Être une femme libérée, c’est pas si facile

1,24 milliard d’habitants en Inde en 2011. 1,24 milliard de personnes qui, chaque jour, vivent ou survivent, se nourrissent ou meurent de faim, travaillent ou font semblant. En France, il m’est arrivé de vouloir lire dans les pensées des gens, de connaître tout de leurs aspirations et de leur vie. En France, il m’arrive de deviner beaucoup sur une personne, sur son passé. En Inde, impossible. Comment imaginer ce que le chauffeur de rickshaw sur lequel je tombe environ une fois pas semaine vit au quotidien ? Quelle enfance a-t-il bien pu avoir ? Quel futur envisage le vendeur de momos* en bas de chez moi ?

Je n’ai pas de réponse à ces questions. Je ne peux pas leur demander, avec mon hindi d’enfant de 3 ans et ma tête d’occidentale condescendante. Je vais cependant essayer d’inaugurer un nouveau type d’articles pour vous raconter la vie de quelques Indiens que je croise. Pour connaître un pays, connais ses habitants. Et on va commencer par deux femmes. Etudiantes, relativement riches donc, puisqu’elles font des études. Mais, c’est plus important, libres. Enfin, pas tout à fait, mais les deux ont fait un grand pas émancipateur et c’est ça que je veux vous raconter.
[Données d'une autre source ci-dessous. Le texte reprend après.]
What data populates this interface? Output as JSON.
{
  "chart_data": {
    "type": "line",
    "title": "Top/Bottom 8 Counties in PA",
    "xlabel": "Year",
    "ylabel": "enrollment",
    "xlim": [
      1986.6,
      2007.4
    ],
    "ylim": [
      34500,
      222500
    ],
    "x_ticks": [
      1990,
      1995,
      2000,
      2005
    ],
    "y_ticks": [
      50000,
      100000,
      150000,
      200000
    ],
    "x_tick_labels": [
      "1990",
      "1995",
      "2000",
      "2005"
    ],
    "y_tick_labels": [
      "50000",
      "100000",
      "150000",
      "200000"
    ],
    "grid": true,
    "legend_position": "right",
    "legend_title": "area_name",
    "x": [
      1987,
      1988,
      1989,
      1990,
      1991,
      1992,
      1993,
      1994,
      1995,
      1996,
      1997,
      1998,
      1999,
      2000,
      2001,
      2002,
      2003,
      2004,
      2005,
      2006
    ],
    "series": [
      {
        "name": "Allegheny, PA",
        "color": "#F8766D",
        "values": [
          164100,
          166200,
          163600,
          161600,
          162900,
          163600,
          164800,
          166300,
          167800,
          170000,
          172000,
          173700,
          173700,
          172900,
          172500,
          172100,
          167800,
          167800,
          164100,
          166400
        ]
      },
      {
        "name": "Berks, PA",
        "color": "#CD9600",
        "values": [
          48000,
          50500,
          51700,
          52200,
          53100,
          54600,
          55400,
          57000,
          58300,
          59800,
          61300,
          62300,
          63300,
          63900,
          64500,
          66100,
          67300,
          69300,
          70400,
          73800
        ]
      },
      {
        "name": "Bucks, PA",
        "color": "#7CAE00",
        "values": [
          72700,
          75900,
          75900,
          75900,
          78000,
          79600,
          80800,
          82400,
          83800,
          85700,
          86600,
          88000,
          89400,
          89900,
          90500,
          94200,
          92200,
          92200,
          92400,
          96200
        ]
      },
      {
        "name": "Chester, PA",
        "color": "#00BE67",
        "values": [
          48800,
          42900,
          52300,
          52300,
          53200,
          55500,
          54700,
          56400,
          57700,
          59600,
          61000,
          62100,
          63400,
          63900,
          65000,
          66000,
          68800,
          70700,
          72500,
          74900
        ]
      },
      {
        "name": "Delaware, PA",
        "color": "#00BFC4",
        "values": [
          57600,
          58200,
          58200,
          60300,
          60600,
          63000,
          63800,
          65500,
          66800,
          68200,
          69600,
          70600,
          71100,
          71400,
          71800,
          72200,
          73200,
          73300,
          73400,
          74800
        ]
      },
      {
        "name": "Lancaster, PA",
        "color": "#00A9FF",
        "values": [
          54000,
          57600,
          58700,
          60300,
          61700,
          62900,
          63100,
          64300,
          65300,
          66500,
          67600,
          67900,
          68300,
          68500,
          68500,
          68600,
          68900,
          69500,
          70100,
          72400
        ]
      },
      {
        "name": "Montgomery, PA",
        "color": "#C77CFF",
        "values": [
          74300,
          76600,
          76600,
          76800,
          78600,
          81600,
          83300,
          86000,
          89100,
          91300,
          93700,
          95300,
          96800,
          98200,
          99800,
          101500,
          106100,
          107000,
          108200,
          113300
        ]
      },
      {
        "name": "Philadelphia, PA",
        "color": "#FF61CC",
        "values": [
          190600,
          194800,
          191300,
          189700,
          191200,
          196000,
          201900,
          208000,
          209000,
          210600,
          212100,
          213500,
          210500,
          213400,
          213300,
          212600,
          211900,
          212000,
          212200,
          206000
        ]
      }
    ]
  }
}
J., hindoue de classe sociale (très) aisée, a annoncé un jour à ses parents qu’elle allait quitter leur maison pour vivre dans un appartement avec son copain, Z., musulman. Elle avait 19 ans et elle a perdu environ 200 amis et « connaissances ». Mais aujourd’hui, 3 ans plus tard, elle planifie déjà son mariage.

L’histoire de A., 21 ans, 1m55, se situe sur un terrain complètement différent. A. est l’une des seules filles à Delhi à conduire une moto. En effet, pour pallier aux galères des rickshaw-wallahs et au galère du trafic, quoi de mieux qu’un deux roues ? Sauf que d’habitude, les femmes utilisent des scooters, et les hommes des motos. Comment A. a-t-elle appris à conduire ? L’histoire est cocasse. A. allait au lycée avec une amie et voisine et rentrait avec elle. Un jour, son amie a eu un petit copain, qu’elle voyait principalement après le lycée, faisant attendre A. qui ne pouvait pas rentrer seule (les voisins se seraient posé la question de savoir ce que faisait l’amie en question). A., pour couvrir son amie sans devoir tenir la chandelle pendant des heures, a donc appris toute seule à conduire la moto du petit copain, et est partie visiter le quartier.

Moto pour les vrais bonhommes (photo: Internet)

Scooter (pour ceux qui ne voient pas la différence entre les deux)

Aujourd’hui, dans Delhi, il existe des femmes qui m’impressionnent.

* Pour ceux qui ne suivent rien, les momos sont des sortes de ravioles chinoises cuites à la vapeur ou frites, la plupart du temps vendues dans la rue par des immigrants tibétains ou népalais.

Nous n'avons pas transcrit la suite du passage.